Arizona suing EPA over excessive coal regulations

Obama’s EPA is following through with Obama’s promise to bankrupt coal power plants, and Arizona is fighting back:

REUTERS – Arizona challenged in federal court U.S. environmental regulators efforts to force Arizona power companies to spend up to $1 billion to install pollution control equipment at three coal plants to reduce haze in the region’s national parks.

Arizona’s Attorney General Tom Horne said in a statement last week the emission control measures proposed by the U.S. Environmental Protection Agency (EPA) would not affect health or be reduce emissions visible to the human eye.

“This is an absurd action that would significantly raise utility rates for most Arizonans without providing any benefit to anyone,” Horne said in a statement.

Officials at the EPA were not immediately available for comment.

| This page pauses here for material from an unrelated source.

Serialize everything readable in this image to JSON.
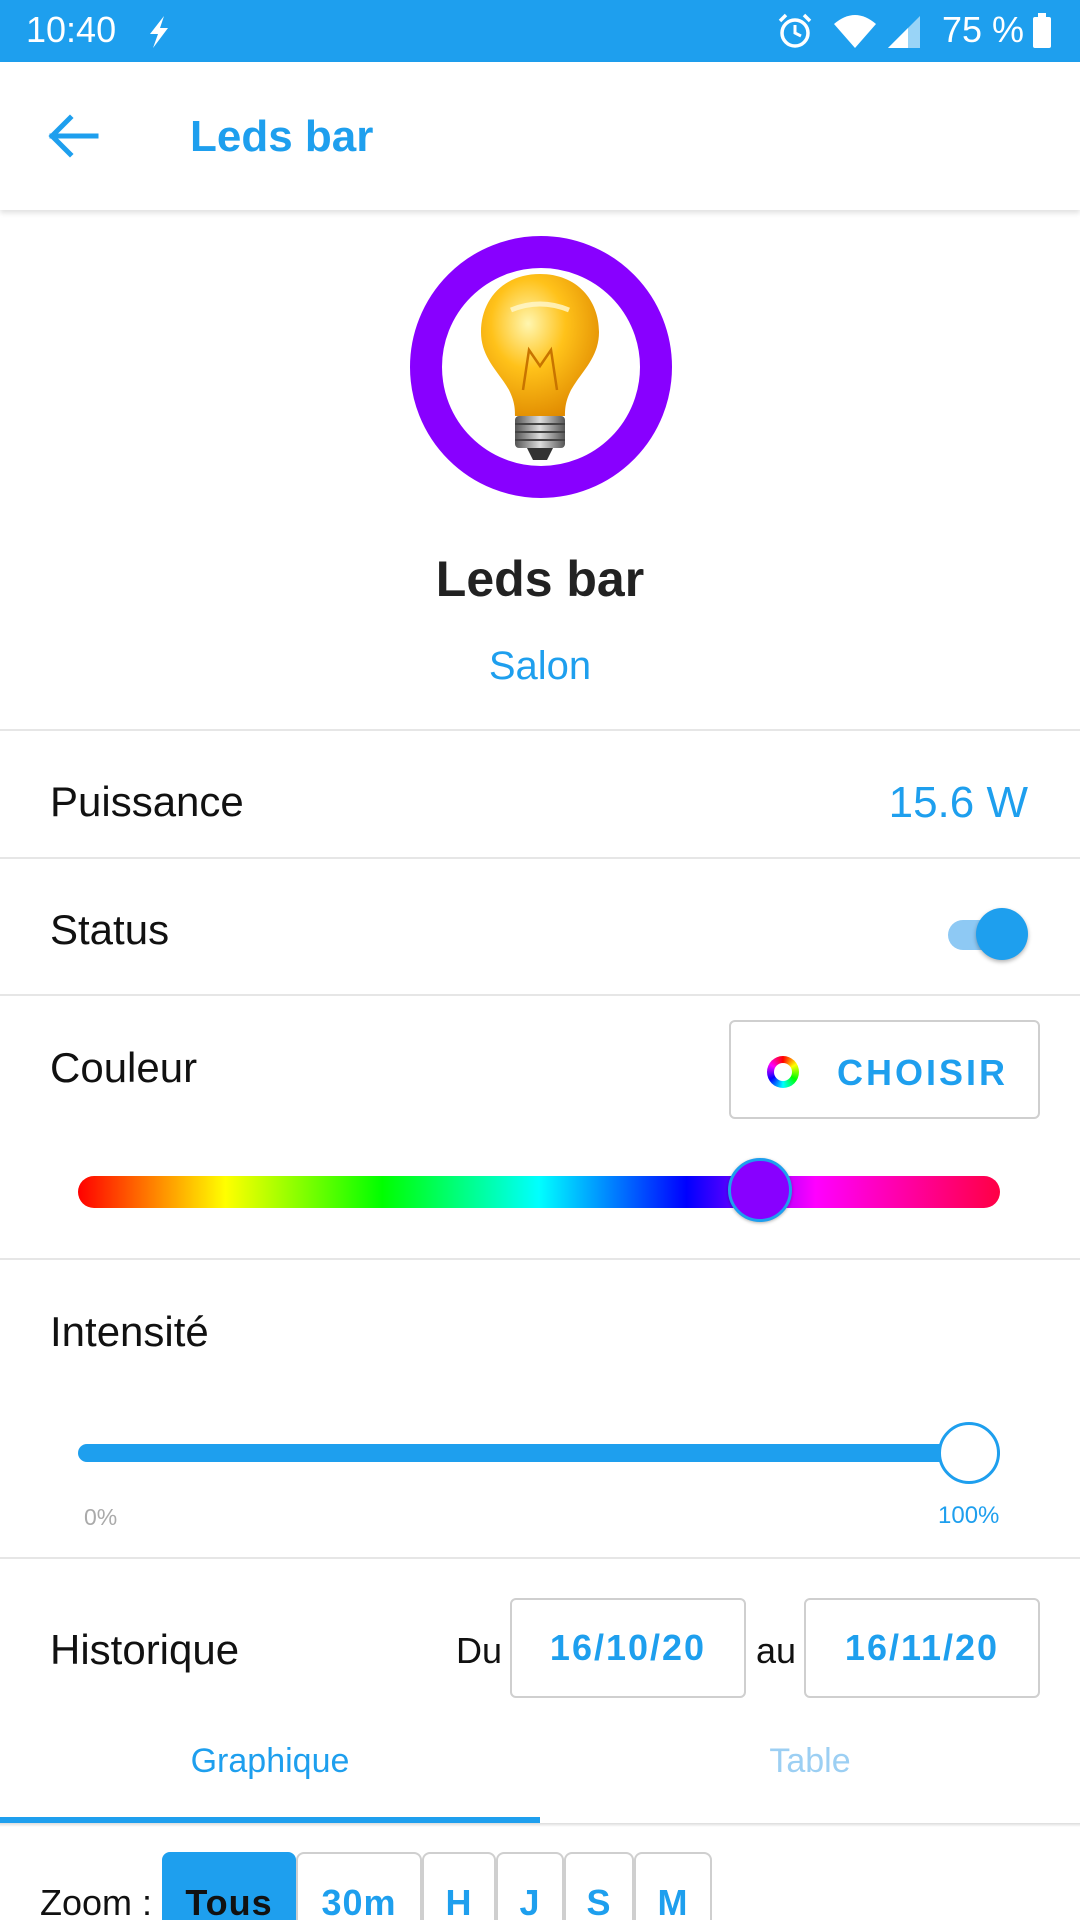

On behalf of the Arizona Department of Environmental Quality, which filed a plan to reduce emissions in 2011 that was replaced by the EPA’s proposal, Horne filed with the U.S. Ninth Circuit Court of Appeals challenging the EPA’s plan to impose new haze restrictions.

The EPA in December proposed strict controls on nitrogen oxide emissions that could require the installation of selective catalytic reduction technology at the Apache, Cholla and Coronado coal plants to reduce haze in the Grand Canyon and other nearby national parks.

Nitrogen oxides react with other chemicals in the atmosphere to form ozone, which causes a white or brown haze in the air that has been associated with asthma and other breathing disorders, the EPA said.

This attempt by the EPA has nothing to do with ensuring clean air and everything to do with trying to eliminate coal as a source of electricity,” Horne said.

Since President Barack Obama entered office in 2009, power companies have announced plans to shut more than 40,000 MW of coal-fired capacity due to stricter environmental regulations and weak natural gas prices from record shale production that has depressed power prices.

Those low power prices have made it uneconomic for many generators to invest in emissions control equipment needed to keep their older coal plants compliant with the administration’s stricter environmental regulations.